Vivir es un tránsito, un camino en donde todos somos nómadas. Que la travesía merezca la pena, depende de ti.

11 de octubre de 2018

Mi catálogo

Son los pilares que sujetan sobre nuestras cabezas el firmamento, la bóveda celeste, el infinito azul. Entre ellas encontramos cuatro cumbres de más ocho mil metros (Cho Oyu, Makalu, Lothse y Everest), varias de más de siete mil y un abanico casi infinito de cumbres menores de "solo" seis mil metros de altitud sobre el nivel del mar. Pero sus nombres no importan, ni tampoco si superan una u otra barrera, ni si las etiquetamos en una u otra categoría. Importan, por el contrario, su hermosura, su grandiosidad, su verticalidad, sus atardeceres envueltos en brumas y nieblas, sus amaneceres limpios como un espejo. Sus cambios de color.  Sus dimensiones descomunales, la amplitud de sus horizontes. Importan sus historias, sus leyendas, los sacrificios que impusieron entre quienes osaron amarlas. Los que impondrán a aquellos que flirteen con sus laderas en adelante. Su épica. El magnetismo que nos obliga a mirar sus cúspides.

Veintitrés imágenes de otras tantas vivencias, recuerdos que ya son solo sueños en nuestras mentes; veintitrés ensoñaciones que nos conectan con el pasado más reciente, un catálogo hecho de roca, hielo, viento y nubes; de espacios abiertos, de inmensos espacios abiertos, inabarcables, infinitos.

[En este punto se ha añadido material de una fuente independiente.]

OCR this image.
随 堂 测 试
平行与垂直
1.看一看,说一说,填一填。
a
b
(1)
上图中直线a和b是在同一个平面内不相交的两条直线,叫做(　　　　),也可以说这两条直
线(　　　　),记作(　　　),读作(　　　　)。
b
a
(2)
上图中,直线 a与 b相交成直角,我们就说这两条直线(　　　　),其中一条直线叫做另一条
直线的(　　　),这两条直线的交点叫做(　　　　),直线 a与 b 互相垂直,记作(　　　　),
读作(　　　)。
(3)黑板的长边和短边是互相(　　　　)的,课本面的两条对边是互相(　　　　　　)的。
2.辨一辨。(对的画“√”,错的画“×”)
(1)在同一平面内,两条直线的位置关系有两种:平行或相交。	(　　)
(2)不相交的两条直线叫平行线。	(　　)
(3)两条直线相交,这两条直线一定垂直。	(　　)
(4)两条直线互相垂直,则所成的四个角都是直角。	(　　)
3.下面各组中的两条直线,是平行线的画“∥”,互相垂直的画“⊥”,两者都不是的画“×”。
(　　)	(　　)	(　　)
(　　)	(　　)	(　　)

Eso y mucho más es el Himalaya.

























30 de junio de 2018

El monje

Cuando los fotógrafos nos escondemos frente a una carroñada solemos esperar con especial expectación a un señor de aspecto serio y orgulloso, de genio rudo y trato difícil; bronco, huraño. El buitre negro (Aegypius monachus) es un carroñero escaso que no cuenta ni con la décima parte de parejas reproductoras que su compañero de fatigas, el buitre leonado. Mientras que de este último contamos en la Península Ibérica con una población cercana a las diez y ocho mil parejas, del buitre negro rondan solo las mil trescientas, aunque afortunadamente parece que en franca recuperación. Sin lugar a dudas este aspecto de su estado de conservación le confiere una notoria relevancia para el naturalista, que siempre presta más interés a aquellas especies que precisan de una mayor protección. Pero es que, además, ostenta otros atributos peculiares que se vienen a sumar a su precaria situación poblacional. Por un lado, es el mayor ave voladora de Europa y una de las más grandes del mundo tras albatros y cóndores andinos, alcanzando casi los tres metros de envergadura. Resulta ser mucho menos gregaria que el leonado, apareciendo en las carroñas en menor número que aquel (exceptuando allí donde una gran colonia de buitre negro está cercana). Tiene unos hábitos alimenticios algo diferentes a los del leonado -digamos que es un poco más exquisito a la hora de sentarse en la mesa, escogiendo con preferencia la carne a las vísceras-, alimentándose a menudo de carroñas muy pequeñas. Se agrupa en dispersas colonias de cría en densas masas forestales de algunas serranías sobre todo del Centro-Oeste peninsular, donde construyen enormes plataformas sobre la copa de los árboles. Por si fueran poco sugestivas todas estas particularidades, exhibe un porte sobrio y elegante, propiciado en gran medida por las plumas que adornan erizadas la parte posterior de su cuello y que le otorgan ese cariz a la vez aristocrático y severo. Todo ello hace que para un fotógrafo el buitre negro sea una verdadera tentación. Personalmente los considero unos animales realmente bellos, en especial los jóvenes del año, con su cabeza prácticamente negra.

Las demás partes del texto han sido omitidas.